The story goes back two decades, when the Mafia held considerable sway on both sides of the Atlantic. Louis Freeh, a federal prosecutor in New York City who would later become director of the FBI, was cracking down on the Mafia. In a case that would become known as the “Pizza Connection,” the FBI, the NYPD, and federal prosecutors teamed with Falcone and Italian authorities to bust an international heroin-smuggling ring that laundered drug money through pizza parlors. The 1985 trial, which lasted more than a year, cemented Freeh and Falcone’s relationship.

In Italy, meanwhile, Falcone was prosecuting his own Mafia trial. The “Maxi-Trial,” as it was called because of its massive scale, put 338 mafiosi behind bars, 19 of them for life. Thereafter, he fought the appeals of convicted mafiosi. Then in 1992, a Mafia henchman’s roadside bomb killed Falcone, along with his wife and three bodyguards, as they drove outside Palermo.

Two years later, FBI Director Freeh dedicated the bronze memorial to Falcone at Quantico. “Here was a judge…who made a deeply personal decision to enforce the law with all of its vigor, with all of his strength—knowing full well that this commitment would place his very life in danger, knowing it could—as it did—lead to his murder,” Freeh said.

Now flash forward 12 years to the same memorial garden, where a crop of new agents and a contingent of Italian high school students gathered to hear the FBI’s chief of Law Enforcement Services praise Falcone’s bravery on the 14 th anniversary of his May 23, 1992 assassination.

“Judge Falcone knew very well he was a marked man,” said Chris Swecker, who was accompanied by the slain judge’s nephew, Vincenzo DiFresco. Swecker, who recently ran the FBI division that includes organized crime, called on the new agents to reflect on the memorial’s significance. “This serves as a reminder of what we all stand for…that you will have to put yourself in harm’s way…that we’re all going to be faced with the same choice.”

The Italian students were guests of the Palermo-based Falcone Foundation, which sponsored a scholarship for schools that could best describe the ill-effects the Mafia has had on Italian society.

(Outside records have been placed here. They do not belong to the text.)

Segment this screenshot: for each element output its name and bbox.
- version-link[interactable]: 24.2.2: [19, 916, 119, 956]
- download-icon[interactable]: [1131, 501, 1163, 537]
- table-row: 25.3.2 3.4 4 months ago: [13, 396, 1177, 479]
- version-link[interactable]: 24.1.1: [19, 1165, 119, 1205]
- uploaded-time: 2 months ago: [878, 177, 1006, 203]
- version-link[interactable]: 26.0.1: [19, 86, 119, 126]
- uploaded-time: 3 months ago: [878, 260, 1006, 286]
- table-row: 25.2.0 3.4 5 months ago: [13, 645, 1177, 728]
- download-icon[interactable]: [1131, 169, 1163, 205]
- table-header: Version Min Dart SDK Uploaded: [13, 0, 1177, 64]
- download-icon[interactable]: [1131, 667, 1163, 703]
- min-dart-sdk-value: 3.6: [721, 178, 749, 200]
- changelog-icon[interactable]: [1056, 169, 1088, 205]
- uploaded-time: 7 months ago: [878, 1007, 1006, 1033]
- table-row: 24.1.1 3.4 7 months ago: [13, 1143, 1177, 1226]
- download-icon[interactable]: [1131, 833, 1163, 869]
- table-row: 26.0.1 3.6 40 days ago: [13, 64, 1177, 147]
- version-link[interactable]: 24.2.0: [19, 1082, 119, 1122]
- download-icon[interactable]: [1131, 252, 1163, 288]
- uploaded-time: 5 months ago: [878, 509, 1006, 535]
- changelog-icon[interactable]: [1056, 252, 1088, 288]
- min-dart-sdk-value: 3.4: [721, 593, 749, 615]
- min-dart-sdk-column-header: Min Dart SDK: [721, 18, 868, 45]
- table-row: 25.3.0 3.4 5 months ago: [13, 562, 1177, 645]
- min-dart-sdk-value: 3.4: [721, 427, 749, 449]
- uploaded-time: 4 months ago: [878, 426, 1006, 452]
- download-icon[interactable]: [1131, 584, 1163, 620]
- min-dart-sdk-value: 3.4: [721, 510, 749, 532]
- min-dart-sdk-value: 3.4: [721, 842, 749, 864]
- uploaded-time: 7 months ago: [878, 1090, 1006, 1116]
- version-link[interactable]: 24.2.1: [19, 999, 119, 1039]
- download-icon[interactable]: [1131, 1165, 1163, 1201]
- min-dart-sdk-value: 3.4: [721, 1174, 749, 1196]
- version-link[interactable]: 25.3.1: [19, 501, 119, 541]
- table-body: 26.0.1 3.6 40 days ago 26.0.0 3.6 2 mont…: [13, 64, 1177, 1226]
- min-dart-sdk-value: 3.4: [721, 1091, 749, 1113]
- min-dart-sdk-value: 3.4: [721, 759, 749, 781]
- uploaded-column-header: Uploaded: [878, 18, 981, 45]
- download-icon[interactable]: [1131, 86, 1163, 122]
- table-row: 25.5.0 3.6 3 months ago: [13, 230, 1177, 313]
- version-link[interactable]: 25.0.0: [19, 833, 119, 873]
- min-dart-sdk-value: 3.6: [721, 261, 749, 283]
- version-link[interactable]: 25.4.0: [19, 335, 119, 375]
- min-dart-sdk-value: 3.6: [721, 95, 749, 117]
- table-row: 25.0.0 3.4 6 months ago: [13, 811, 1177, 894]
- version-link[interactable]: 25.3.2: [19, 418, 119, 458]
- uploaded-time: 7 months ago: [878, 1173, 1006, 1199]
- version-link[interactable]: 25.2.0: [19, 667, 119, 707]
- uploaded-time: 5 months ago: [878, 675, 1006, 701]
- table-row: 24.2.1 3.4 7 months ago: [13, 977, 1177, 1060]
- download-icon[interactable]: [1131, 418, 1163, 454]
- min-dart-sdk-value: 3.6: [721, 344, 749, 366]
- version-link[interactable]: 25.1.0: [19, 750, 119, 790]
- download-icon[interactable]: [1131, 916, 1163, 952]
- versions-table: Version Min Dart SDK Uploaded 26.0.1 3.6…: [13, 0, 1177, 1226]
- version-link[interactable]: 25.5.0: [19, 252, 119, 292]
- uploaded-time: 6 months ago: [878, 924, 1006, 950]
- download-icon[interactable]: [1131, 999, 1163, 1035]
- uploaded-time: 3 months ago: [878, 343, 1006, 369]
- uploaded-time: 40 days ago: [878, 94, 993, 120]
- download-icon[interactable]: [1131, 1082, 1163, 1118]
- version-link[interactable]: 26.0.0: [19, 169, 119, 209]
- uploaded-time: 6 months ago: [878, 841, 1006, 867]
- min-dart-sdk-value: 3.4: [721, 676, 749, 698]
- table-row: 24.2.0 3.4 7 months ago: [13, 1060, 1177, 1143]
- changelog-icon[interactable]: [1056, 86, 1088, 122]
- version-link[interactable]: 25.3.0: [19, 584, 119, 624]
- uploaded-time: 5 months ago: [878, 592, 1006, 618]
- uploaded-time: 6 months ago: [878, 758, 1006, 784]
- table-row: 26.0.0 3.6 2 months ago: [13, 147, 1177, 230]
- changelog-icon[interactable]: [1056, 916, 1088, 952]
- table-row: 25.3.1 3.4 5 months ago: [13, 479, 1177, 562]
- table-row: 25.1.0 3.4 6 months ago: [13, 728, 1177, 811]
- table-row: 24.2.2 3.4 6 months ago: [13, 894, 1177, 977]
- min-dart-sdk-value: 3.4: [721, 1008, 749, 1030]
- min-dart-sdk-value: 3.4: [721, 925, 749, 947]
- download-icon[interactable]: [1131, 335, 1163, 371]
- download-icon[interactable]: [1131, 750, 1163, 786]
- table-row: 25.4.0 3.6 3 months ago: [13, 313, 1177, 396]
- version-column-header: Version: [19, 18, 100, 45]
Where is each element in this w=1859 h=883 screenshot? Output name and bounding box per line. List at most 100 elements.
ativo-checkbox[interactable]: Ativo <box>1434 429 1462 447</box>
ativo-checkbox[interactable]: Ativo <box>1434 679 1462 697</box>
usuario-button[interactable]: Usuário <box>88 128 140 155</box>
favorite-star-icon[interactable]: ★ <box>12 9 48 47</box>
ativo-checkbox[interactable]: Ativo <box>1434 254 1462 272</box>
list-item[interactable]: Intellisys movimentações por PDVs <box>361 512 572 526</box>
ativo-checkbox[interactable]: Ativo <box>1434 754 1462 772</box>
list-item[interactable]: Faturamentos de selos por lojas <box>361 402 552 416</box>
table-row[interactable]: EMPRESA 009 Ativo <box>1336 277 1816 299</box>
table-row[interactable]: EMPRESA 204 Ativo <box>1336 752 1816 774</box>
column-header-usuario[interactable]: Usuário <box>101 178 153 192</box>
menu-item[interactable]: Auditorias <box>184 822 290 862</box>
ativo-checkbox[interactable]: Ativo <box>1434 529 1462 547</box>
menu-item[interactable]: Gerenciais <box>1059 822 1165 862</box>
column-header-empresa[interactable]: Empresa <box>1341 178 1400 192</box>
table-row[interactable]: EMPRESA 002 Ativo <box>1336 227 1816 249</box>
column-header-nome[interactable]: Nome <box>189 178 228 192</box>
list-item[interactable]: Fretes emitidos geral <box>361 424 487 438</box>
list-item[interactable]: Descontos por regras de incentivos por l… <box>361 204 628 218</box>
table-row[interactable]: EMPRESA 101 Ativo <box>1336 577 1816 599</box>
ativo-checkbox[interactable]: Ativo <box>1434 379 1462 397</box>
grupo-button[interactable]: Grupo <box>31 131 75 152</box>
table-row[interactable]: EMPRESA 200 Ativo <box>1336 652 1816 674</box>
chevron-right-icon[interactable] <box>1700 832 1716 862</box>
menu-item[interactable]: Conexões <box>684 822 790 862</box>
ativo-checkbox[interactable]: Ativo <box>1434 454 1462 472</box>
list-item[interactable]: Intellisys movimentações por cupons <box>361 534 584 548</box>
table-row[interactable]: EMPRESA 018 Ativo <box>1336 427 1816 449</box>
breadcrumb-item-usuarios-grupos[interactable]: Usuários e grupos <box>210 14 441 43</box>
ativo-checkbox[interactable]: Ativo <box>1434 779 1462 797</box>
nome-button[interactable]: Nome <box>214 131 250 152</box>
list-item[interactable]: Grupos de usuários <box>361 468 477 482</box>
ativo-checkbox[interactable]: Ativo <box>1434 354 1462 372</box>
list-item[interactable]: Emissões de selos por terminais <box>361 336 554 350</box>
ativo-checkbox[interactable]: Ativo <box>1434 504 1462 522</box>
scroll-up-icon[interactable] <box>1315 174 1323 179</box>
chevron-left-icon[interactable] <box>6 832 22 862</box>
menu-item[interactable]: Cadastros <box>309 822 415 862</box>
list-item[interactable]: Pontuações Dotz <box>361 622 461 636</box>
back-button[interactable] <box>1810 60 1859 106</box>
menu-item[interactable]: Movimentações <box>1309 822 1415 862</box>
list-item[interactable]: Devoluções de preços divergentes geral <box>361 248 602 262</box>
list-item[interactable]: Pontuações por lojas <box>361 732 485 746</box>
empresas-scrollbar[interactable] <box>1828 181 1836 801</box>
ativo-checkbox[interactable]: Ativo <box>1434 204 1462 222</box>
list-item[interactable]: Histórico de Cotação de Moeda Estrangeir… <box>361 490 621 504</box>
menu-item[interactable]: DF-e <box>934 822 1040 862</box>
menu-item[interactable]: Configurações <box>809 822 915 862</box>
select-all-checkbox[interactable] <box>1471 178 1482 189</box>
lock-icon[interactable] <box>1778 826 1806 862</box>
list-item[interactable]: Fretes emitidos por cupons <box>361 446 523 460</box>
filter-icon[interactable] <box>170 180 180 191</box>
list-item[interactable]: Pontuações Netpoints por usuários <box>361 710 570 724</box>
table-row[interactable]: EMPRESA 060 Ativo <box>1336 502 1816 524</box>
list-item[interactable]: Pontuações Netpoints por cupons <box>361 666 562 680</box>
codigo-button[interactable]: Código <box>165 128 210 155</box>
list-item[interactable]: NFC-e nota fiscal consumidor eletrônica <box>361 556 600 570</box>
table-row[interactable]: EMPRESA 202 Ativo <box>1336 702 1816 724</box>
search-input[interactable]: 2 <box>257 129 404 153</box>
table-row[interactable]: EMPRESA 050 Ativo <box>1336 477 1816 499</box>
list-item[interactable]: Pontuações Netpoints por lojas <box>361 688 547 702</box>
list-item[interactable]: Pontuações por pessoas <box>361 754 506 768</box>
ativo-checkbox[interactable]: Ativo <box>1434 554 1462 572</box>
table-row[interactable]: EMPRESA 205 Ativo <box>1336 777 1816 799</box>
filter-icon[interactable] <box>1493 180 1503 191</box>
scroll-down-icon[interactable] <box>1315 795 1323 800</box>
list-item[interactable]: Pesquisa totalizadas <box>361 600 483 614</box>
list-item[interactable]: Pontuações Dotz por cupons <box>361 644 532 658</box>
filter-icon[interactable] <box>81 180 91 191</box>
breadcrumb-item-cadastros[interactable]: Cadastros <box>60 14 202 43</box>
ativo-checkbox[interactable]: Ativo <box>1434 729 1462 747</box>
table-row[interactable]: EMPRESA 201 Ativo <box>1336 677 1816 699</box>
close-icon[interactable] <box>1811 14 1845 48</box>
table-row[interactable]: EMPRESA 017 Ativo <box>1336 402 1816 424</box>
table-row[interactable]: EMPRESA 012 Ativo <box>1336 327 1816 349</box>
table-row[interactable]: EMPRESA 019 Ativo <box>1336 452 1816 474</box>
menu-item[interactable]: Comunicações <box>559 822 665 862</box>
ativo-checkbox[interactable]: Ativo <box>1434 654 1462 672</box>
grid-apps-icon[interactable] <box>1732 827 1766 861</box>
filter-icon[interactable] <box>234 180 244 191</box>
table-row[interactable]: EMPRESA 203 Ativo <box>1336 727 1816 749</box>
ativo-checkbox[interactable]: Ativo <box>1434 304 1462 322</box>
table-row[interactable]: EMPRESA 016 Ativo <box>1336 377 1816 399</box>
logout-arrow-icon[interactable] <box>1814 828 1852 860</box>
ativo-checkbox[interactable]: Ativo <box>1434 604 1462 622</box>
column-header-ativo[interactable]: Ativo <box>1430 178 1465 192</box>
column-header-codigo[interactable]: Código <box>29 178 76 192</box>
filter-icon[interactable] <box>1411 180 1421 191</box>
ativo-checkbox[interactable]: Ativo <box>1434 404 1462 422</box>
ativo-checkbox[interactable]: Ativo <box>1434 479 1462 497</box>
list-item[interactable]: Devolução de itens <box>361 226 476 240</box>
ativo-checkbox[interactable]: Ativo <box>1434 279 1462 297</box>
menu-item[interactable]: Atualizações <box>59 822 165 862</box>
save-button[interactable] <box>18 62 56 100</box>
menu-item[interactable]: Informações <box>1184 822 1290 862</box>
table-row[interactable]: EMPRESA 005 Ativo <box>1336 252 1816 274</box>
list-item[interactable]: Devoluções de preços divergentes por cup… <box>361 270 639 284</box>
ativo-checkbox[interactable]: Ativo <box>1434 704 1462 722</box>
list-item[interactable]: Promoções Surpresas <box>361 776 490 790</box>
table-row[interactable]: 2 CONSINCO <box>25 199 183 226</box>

The joint crackdown on the Mafia in the early ‘80s hatched the Italian-American Working Group in 1984. The bi-annual assembly of FBI and Italian officials looks at emerging threats, including regional organized crime and terrorism. Last summer, Swecker joined Italian police in Rome to sign an agreement that took the partnership a step further: posting two FBI agents with the Italian police in Rome and two Italian officers at FBI headquarters in Washington, D.C.